No article on the web is complete unless it has good relevant images to complement the text. Finding that perfect image isn’t just about making it contextually relevant. It’s also about pairing it with the design, making sure it has the right aspect ratio, and, most importantly, has the right focus.
Inevitably, these struggles and challenges make their way into the content management system. Content editors end up creating, cropping and uploading different sizes of the same image. But using different sizes of the same image in other contexts seldom yields good results; the focus might be clipped, awkward looking, or completely missing. Over time this results in a confusing collection of wildly different images that grow increasingly difficult to maintain.
So we decided to build something that would quell the confusion: FocusPoint.
How the Confusion Starts
Every image has a “focus point”; that area containing the thing a person should be looking at.
Let’s look at the portrait photo shown below as an example. Here we can see that the “thing” that a person should be looking at is the airplane. Not just the airplane, either, but the nose.
Now let’s suppose there’s a height requirement.
Without any hints as to what the focus is supposed to be, we could end up with an image where the plane has been cropped out, giving us a lovely photo of the sky (see image below). There’s nothing wrong with a picture of the sky — except maybe the fact that airplane.jpg isn’t a great name for the file (see how the confusion starts?) The image is the right height, fits in the right container, but it’s not the right focus.
How FocusPoint Helps
FocusPoint makes sure that your image looks great in any container (see image below), by ensuring the spare parts of your image (negative space) are cropped before removing the focus area.
This is implemented in Kentico as a form control called Image with FocusPoint. Image with FocusPoint will let you select an image from the Media Library or copy a URL from an external service.
Once you’ve selected an image, the FocusPoint Form Control shows a preview image where you will be able to identify the focus point by clicking on the image itself.
When the user clicks an image area, the image URL is updated with the focus point's x and y values as a query string. Then the user needs to save the page to apply the focus-x and focus-y parameters.
Integrating FocusPoint
Just Importing the form control won’t be enough. The form control only provides a helper tool to determine the focus values instead of a user. A developer or maintainer will need to download a NuGet package called EXLRT.Kentico.Mvc.FormControls.Focuspoint and install it on the MVC site.
With this package, some handy HTML extensions integrate into the MVC project. This includes some FocusPoint styles and JavaScript files for the layout. RenderFocuspointStyles and RenderFocuspointScripts (see snippet below) can be found in the EXLRT.Kentico.Mvc.FormControls.Focuspoint.Extensions namespace. The RenderFocuspointScripts extension can take additional parameters for the throttle duration and a Boolean parameter, recalculating the focus point on a window resize event. Be mindful that RenderFocuspointScripts is dependent on jQuery, make sure that jQuery is loaded first in the <head>.
Another FocusPoint requirement is pre-defined HTML containers for the cropped images. This keeps content from jumping around after the browser loads the image. If any testing is needed, such as controlling height or display property, a stylesheet or style block with focuspoint-testing classes can help.
<style>
// sets the height of the image container
.focuspoint-testing {
height: 380px;
}
// hide image inside container to prevent image to be loaded before calculation was finished
.focuspoint-testing img {
display: none;
}
</style>
After everything is set up on the MVC side, we need to make sure the CMS's image's value is properly passed into the FocusPoint extension.

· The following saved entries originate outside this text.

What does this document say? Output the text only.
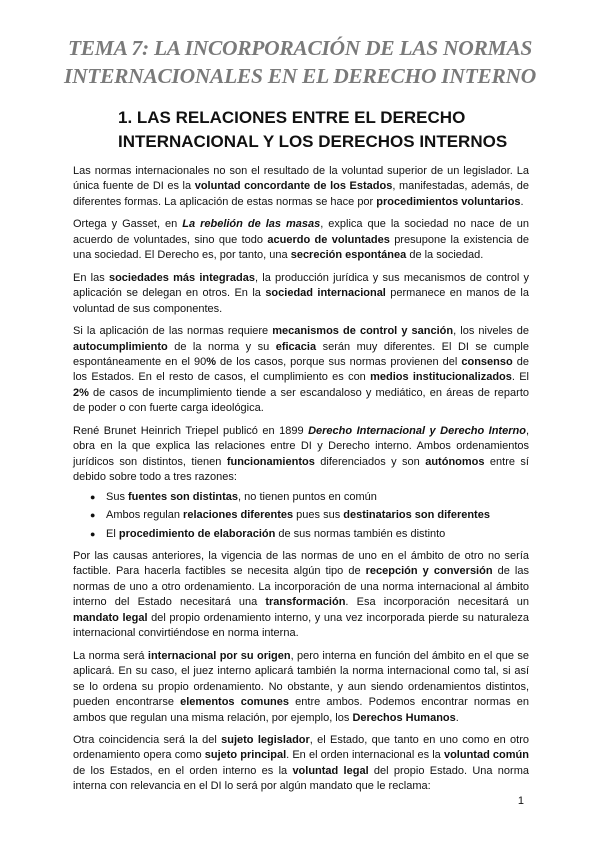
TEMA 7: LA INCORPORACIÓN DE LAS NORMAS
INTERNACIONALES EN EL DERECHO INTERNO
1. LAS RELACIONES ENTRE EL DERECHO
INTERNACIONAL Y LOS DERECHOS INTERNOS

Las normas internacionales no son el resultado de la voluntad superior de un legislador. La única fuente de DI es la voluntad concordante de los Estados, manifestadas, además, de diferentes formas. La aplicación de estas normas se hace por procedimientos voluntarios.

Ortega y Gasset, en La rebelión de las masas, explica que la sociedad no nace de un acuerdo de voluntades, sino que todo acuerdo de voluntades presupone la existencia de una sociedad. El Derecho es, por tanto, una secreción espontánea de la sociedad.

En las sociedades más integradas, la producción jurídica y sus mecanismos de control y aplicación se delegan en otros. En la sociedad internacional permanece en manos de la voluntad de sus componentes.

Si la aplicación de las normas requiere mecanismos de control y sanción, los niveles de autocumplimiento de la norma y su eficacia serán muy diferentes. El DI se cumple espontáneamente en el 90% de los casos, porque sus normas provienen del consenso de los Estados. En el resto de casos, el cumplimiento es con medios institucionalizados. El 2% de casos de incumplimiento tiende a ser escandaloso y mediático, en áreas de reparto de poder o con fuerte carga ideológica.

René Brunet Heinrich Triepel publicó en 1899 Derecho Internacional y Derecho Interno, obra en la que explica las relaciones entre DI y Derecho interno. Ambos ordenamientos jurídicos son distintos, tienen funcionamientos diferenciados y son autónomos entre sí debido sobre todo a tres razones:

● Sus fuentes son distintas, no tienen puntos en común
● Ambos regulan relaciones diferentes pues sus destinatarios son diferentes
● El procedimiento de elaboración de sus normas también es distinto

Por las causas anteriores, la vigencia de las normas de uno en el ámbito de otro no sería factible. Para hacerla factibles se necesita algún tipo de recepción y conversión de las normas de uno a otro ordenamiento. La incorporación de una norma internacional al ámbito interno del Estado necesitará una transformación. Esa incorporación necesitará un mandato legal del propio ordenamiento interno, y una vez incorporada pierde su naturaleza internacional convirtiéndose en norma interna.

La norma será internacional por su origen, pero interna en función del ámbito en el que se aplicará. En su caso, el juez interno aplicará también la norma internacional como tal, si así se lo ordena su propio ordenamiento. No obstante, y aun siendo ordenamientos distintos, pueden encontrarse elementos comunes entre ambos. Podemos encontrar normas en ambos que regulan una misma relación, por ejemplo, los Derechos Humanos.

Otra coincidencia será la del sujeto legislador, el Estado, que tanto en uno como en otro ordenamiento opera como sujeto principal. En el orden internacional es la voluntad común de los Estados, en el orden interno es la voluntad legal del propio Estado. Una norma interna con relevancia en el DI lo será por algún mandato que le reclama:

1
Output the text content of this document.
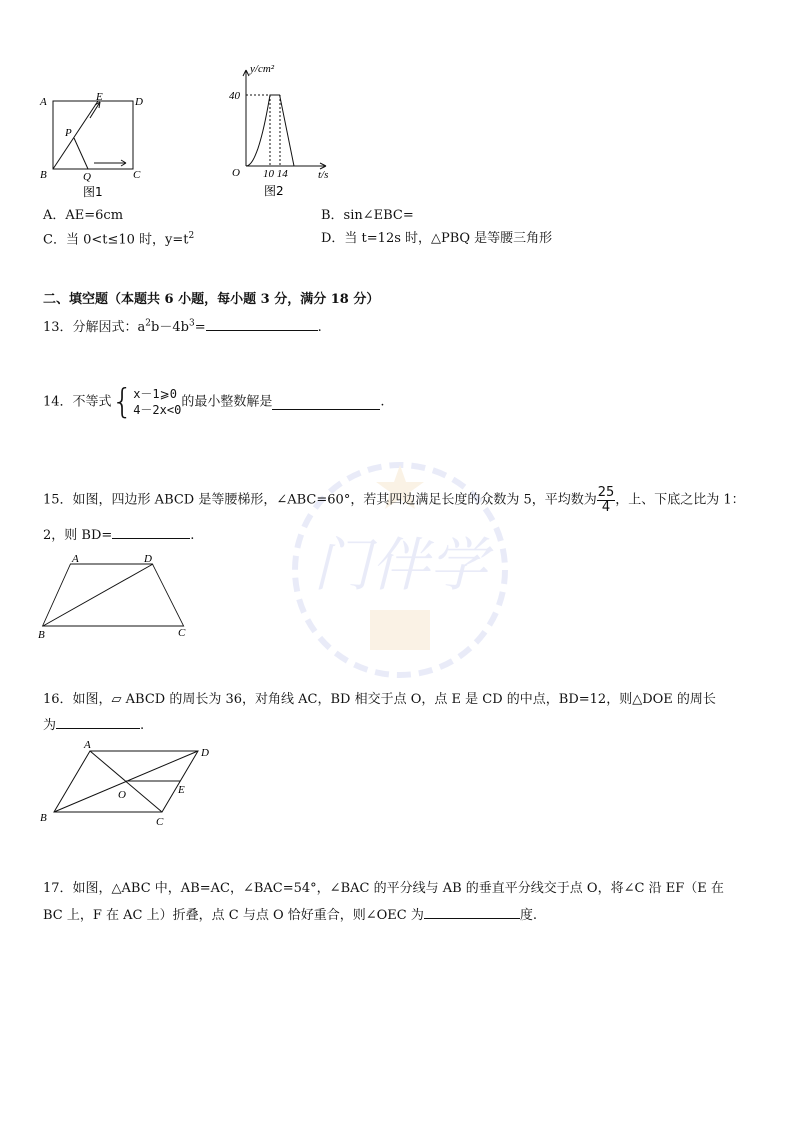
门伴学
A	E	D
P
B	Q	C
图1
y/cm²
40
O 10 14	t/s
图2
A．AE=6cm	B．sin∠EBC=
C．当 0<t≤10 时，$y=t^2$	D．当 t=12s 时，△PBQ 是等腰三角形
二、填空题（本题共 6 小题，每小题 3 分，满分 18 分）
13．分解因式：$a^2b-4b^3=$	.
14．不等式{ x－1⩾0
4－2x<0
的最小整数解是	.
15．如图，四边形 ABCD 是等腰梯形，∠ABC=60°，若其四边满足长度的众数为 5，平均数为 $\frac{25}{4}$ ，上、下底之比为 1：
2，则 BD=	.
A	D
B	C
16．如图，▱ ABCD 的周长为 36，对角线 AC，BD 相交于点 O，点 E 是 CD 的中点，BD=12，则△DOE 的周长
为	.
A
D
O	E
B	C
17．如图，△ABC 中，AB=AC，∠BAC=54°，∠BAC 的平分线与 AB 的垂直平分线交于点 O，将∠C 沿 EF（E 在
BC 上，F 在 AC 上）折叠，点 C 与点 O 恰好重合，则∠OEC 为	度.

The extension above will render the HTML (see code snippet below) with the necessary parameters for focuspoint to work properly. Also, there are a few extra parameters which allow customizing classes, alt text and title text.
No solution is perfect, and this is no exception. There still may be cases where content editors will have to manually make tweaks to images. But now they have a handy helper tool that lets them visually set the focus point on an image directly from Kentico.
Source code and configuration samples ready-to-use in Kentico's demo "Dancing Goat" site can be found on Github.